On the contrary, winning companies think of opening up their products to allow users and third parties to further innovate, complement, and enhance what they offer. This expands the features and functionality of their product and, ultimately, their customer base. These people recognize that others can complement their products and enhance their customer value proposition. The third parties are not seen as competitors but rather “complementors”.
“Complementors” are so important that they are defined the sixth force in Michael Porters’ Force Forces of Competition framework. A commercial symbiotic relationship develops when a product or service complements another. The sum becomes greater than the individual offerings in the eyes of the buyer.
Apple took the first route with their original computers. While they were technically superior to the competition, its hardware and software were proprietary. They used unique cables, disk drives, and power cords. You had to have an Apple computer to run Apple software. Apple did not build up enough partners to support their products. This made Apple PCs more expensive and severely limited their initial customer base.
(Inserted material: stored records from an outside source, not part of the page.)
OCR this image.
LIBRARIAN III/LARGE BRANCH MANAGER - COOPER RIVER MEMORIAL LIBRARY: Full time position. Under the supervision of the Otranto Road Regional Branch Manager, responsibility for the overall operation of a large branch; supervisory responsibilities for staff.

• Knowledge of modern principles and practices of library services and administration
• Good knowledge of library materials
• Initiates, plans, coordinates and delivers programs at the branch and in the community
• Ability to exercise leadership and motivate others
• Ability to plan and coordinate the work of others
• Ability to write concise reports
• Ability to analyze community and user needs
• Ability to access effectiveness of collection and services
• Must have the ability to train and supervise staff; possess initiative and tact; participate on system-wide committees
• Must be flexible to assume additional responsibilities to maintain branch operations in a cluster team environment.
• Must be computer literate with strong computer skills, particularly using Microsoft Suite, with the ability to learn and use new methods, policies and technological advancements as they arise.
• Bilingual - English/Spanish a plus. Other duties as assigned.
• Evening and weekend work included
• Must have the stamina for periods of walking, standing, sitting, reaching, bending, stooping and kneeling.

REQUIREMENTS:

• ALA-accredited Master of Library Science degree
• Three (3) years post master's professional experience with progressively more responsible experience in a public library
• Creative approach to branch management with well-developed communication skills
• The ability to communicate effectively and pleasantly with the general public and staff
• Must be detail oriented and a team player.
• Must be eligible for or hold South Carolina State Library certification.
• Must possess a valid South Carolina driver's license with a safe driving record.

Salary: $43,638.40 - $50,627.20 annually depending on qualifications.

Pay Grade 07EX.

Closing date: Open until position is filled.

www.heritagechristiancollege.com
Bill Gates, at the same time, developed the Windows operating system which was open to third-party developers. Andy Grove at Intel also understood the concept and built microprocessors that were used across multiple industries. The combined “Wintel”, personal computers with Intel processors and Microsoft Windows allowed others to help create software applications and hardware around them, building a huge software and hardware ecosystem to dominate the PC market.
Another lesson on ecosystems is from the mobile phone industry. Blackberry was dominant but also very proprietary - its OS ran only on Blackberry devices. Google’s Android OS was open source and eventually a whole ecosystem of hardware devices and applications was built around it. Samsung, LG, HTC, Motorola, Sony, etc. all make Android phones. Over one million applications exist for Android today. The iPhone operating system was eventually opened up to allow third-party developers to build applications. Microsoft’s Windows phones are still fighting an uphill battle because of their small ecosystem – it’s applications library is limited compared to Android and Apple’s. According to research firm IDC, Android owned 80% of the global market and Blackberry fell to less than 1% in 2014.
So always think of the product ecosystem. Apple eventually grasped the importance of platform and ecosystems when Apple created the iPod. Steve Jobs persuaded the big music companies to join the iTunes Music Store. They released “iTunes for Windows” to allow PC users to use Apple's iPod on their Windows computers.
Think of competitive strategy in terms of having a pie. Those who want closed, proprietary products believe that their pie is finite - in danger of being divided and taken by others. Those embracing open systems and enabling third parties and partners will have their pie get bigger with more than enough to share. Consider how Amazon.com opened up their website to third party sellers - a "win-win".
Think Platform. Look for and encourage Complementors.